Plot the graph of \(y=f(x)=x^2\) on the interval \([1,3]\text{.}\) Make up random variables \(X,Y\) on \(\Omega=\{a,b,c\}\text{,}\) with probability function given by \(p(\omega)=1/3\) for \(\omega\in \Omega\text{.}\) Choose your variable \(X\) so that its values are in the interval \([1,3]\text{,}\) and choose your variable \(Y\) so that the points \((X(a),Y(a)), (X(b),Y(b)), (X(c),Y(c))\) lie near, but not exactly on, the graph \(y=x^2\text{.}\) Calculate \(\sigma_e\text{.}\) Repeat this procedure for two or three more data sets of three points each in a way that illustrates how the size of \(\sigma_e\) relates to your visual sense of “fit”.

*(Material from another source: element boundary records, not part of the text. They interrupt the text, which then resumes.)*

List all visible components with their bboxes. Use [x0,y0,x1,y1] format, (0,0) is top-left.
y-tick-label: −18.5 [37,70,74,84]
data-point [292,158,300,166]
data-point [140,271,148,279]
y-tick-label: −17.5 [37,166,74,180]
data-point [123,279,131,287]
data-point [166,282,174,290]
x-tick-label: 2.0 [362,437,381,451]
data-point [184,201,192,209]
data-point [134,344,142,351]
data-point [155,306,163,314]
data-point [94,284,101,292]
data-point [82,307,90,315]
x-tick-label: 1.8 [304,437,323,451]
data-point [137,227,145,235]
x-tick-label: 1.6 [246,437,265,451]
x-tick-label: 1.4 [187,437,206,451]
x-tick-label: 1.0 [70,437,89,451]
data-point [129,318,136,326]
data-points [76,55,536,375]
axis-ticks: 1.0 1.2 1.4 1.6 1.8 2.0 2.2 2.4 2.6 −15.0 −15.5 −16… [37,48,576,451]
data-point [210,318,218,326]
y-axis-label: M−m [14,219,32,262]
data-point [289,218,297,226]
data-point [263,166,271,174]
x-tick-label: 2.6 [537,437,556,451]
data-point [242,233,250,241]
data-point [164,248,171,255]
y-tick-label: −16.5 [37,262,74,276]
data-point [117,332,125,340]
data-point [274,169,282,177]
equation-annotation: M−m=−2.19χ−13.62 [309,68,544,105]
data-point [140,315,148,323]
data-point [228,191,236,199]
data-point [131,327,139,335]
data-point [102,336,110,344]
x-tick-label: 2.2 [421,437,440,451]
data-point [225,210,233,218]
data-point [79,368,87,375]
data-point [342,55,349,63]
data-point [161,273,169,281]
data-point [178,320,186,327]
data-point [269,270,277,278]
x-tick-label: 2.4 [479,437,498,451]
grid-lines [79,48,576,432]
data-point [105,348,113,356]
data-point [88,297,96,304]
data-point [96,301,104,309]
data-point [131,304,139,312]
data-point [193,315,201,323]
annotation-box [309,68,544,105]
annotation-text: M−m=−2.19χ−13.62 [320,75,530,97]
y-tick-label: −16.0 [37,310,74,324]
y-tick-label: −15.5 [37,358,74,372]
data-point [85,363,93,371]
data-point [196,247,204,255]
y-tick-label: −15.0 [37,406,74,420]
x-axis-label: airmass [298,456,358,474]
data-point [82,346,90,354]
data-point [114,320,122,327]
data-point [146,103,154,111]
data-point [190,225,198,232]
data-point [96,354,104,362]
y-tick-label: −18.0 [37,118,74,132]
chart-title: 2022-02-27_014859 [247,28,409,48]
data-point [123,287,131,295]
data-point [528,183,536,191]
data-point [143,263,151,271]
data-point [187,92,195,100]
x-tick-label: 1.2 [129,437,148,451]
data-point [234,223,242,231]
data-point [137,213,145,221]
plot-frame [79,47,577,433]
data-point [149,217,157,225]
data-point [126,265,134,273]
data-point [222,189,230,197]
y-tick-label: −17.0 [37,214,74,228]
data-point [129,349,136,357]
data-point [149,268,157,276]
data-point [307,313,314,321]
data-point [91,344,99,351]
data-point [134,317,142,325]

Subsection 8.2 Linear regression

The regression line for \(Y\) on \(X\) (also called the line of best fit, or the line of least squares error), is the linear function \(y=f(x)=mx+b\) that has the smallest value of \(\sigma_e\text{,}\) among all possible lines, for a given pair of random variables \(X,Y\text{.}\) It is not obvious, at first, that such a function should exist, or that is should be unique. But it turns out that there is precisely one such best fit line.
It is straightforward to use the linearity properties of expected value to solve for the values of \(m,b\) that minimize the expression \(\sigma_e^2=E([Y-(mX+b)]^2)\text{.}\) First consider the case where \(X,Y\) are both standardized variables, that is, we have \(E(X)=E(Y)=0\) and \(\var(X)=\var(Y)=1\text{.}\) One quickly obtains the minimum possible value \(\sigma_e=\sqrt{1-\covar(X,Y)^2}\) realized by the the optimizing values \(b=0\) and \(m=\covar(X,Y)\text{.}\) The regression line for standardized variables is the following.
\begin{align} y=\covar(X,Y)x \amp \amp (\text{for standardized variables } X,Y)\tag{8.1} \end{align}
For the general case, the regression line is given by
\begin{align} \frac{y-\mu_Y}{\sigma_Y}=\frac{\covar(X,Y)}{\sigma_X \sigma_Y}\frac{x-\mu_X}{\sigma_X} \amp \amp (\text{for any variables } X,Y)\tag{8.2} \end{align}
and the rms error for the regression line is \(\sigma_e=\sigma_Y\sqrt{1-r^2}\text{,}\) where \(r=\frac{\covar(X,Y)}{\sigma_X \sigma_Y}\) is called the (Pearson) correlation coefficient. The regression line passes through the point \((\mu_X,\mu_Y)\text{,}\) called the point of averages, and has slope equal to \(r\frac{\sigma_Y}{\sigma_X}\text{.}\)

Checkpoint 8.2.

In practice, as is often the case with applications of sampling theory, we do not have full knowledge of the random variables \(X,Y\text{,}\) but we have a sample
\begin{equation*} ((x_1,y_1),(x_2,y_2),\ldots,(x_n,y_n)) \end{equation*}
where \((x_k,y_k)=(X(\omega_k),Y(\omega_k))\) for some sample \((\omega_1,\omega_2,\ldots,\omega)\) from \(\Omega\text{.}\) In this case, we must estimate the quantities \(\mu_X,\mu_Y,\sigma_X,\sigma_Y,\covar(X,Y)\) from the finite data set. To do this we use the sample average \(\overline{X}\) (see (6.7)) and the sample standard deviation \(s\) (see (6.8)) to estimate \(\mu_X\) and \(\sigma_X\text{,}\) respectively. Similarly, we use the sample mean and sample standard deviation for \(Y\) to estimate \(\mu_Y,\sigma_Y\text{.}\) To estimate \(\covar(X,Y)\text{,}\) we use
\begin{equation} \covar_{\small \rm samp}(X,Y) = \frac{1}{n-1}\sum_{k=1}^n (x_k-\overline{X})(y_k-\overline{Y}).\tag{8.3} \end{equation}
Read Section 2.2 of [3] for further vocabulary and facts about the regression line.

Exercises 8.3 Exercises

1.

Work through all of the examples in Section 1.6.2 and all of the problems in problems 1.6.3 in Section 1.6 in [3].